Creato il 25 maggio 2013 da Marvigar4

Amleto Vignolo Gargini

William Shakespeare

LA TRAGEDIA DI AMLETO, PRINCIPE DI DANIMARCA

Titolo originale The Tragedy of Hamlet, Prince of Denmark

Traduzione di Marco Vignolo Gargini

ATTO QUARTO

SCENA QUARTA

Entra sulla scena Fortebraccio con il suo esercito

FORTEBRACCIO: Va’, capitano, porta i miei saluti al re danese; digli che con sua licenza Fortebraccio chiede il beneplacito per una marcia accordata attraverso il suo regno. Tu conosci il luogo di raduno. Se sua maestà volesse qualcosa da noi, gli esprimeremo il nostro omaggio di persona. E fa’ che lo sappia.
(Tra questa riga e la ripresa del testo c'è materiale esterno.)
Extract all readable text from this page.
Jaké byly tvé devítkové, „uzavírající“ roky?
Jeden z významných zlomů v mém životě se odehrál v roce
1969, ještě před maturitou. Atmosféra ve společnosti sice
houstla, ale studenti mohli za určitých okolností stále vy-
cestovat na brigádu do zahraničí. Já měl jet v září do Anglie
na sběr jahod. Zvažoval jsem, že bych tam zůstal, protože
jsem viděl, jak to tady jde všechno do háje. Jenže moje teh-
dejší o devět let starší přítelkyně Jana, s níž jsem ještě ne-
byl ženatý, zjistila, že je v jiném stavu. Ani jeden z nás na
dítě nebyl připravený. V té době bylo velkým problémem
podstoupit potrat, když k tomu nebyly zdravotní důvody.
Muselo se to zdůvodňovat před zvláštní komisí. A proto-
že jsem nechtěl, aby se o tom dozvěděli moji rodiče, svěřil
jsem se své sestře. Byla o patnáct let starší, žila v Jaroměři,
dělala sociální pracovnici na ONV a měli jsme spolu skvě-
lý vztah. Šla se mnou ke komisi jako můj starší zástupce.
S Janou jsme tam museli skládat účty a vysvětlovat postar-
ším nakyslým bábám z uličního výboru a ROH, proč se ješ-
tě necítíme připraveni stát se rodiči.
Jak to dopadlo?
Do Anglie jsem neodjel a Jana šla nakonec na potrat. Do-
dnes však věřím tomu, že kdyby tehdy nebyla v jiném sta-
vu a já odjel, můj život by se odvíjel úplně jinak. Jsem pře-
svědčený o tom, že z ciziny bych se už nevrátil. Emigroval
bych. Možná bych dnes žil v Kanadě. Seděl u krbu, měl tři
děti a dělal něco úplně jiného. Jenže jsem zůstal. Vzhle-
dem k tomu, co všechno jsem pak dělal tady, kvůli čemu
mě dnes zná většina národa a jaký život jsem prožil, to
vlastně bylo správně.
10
CAPITANO: Lo farò, mio signore.

FORTEBRACCIO: Andate avanti adagio. 

(Escono Fortebraccio e i soldati)

Entrano Amleto, Rosencrantz, Guildenstern e altri

AMLETO: Buon signore, di chi sono queste truppe?

CAPITANO: Della Norvegia, signore.

AMLETO: Destinate dove, signore, vi prego?

CAPITANO: Contro qualche parte della Polonia.

AMLETO: Chi le comanda, signore?

CAPITANO: Il nipote del vecchio Norvegia, Fortebraccio.

AMLETO: Mirano al grosso della Polonia, signore, o a qualche frontiera?  

CAPITANO: A parlar franco, e senza forzature, andiamo a conquistare un piccolo pezzo di terra che non ha in sé altro profitto che il nome. Per cinque ducati, cinque, non lo affitterei; né frutterà alla Norvegia o alla Polonia un ricavo maggiore, se fosse venduto come proprietà assoluta.

AMLETO: Beh, allora i polacchi non lo difenderanno mai.  

CAPITANO: Sì, c’è già un presidio.

AMLETO: Duemila anime e ventimila ducati non basteranno a decidere la sorte di questa pagliuzza.

Questo è l’ascesso di troppa abbondanza e pace, che dentro si schianta, e fuori non mostra la causa perché l’uomo muore. Vi ringrazio umilmente, signore.

CAPITANO: Dio sia con voi, signore. (Esce.)

ROSENCRANTZ: Vogliamo andare, mio signore?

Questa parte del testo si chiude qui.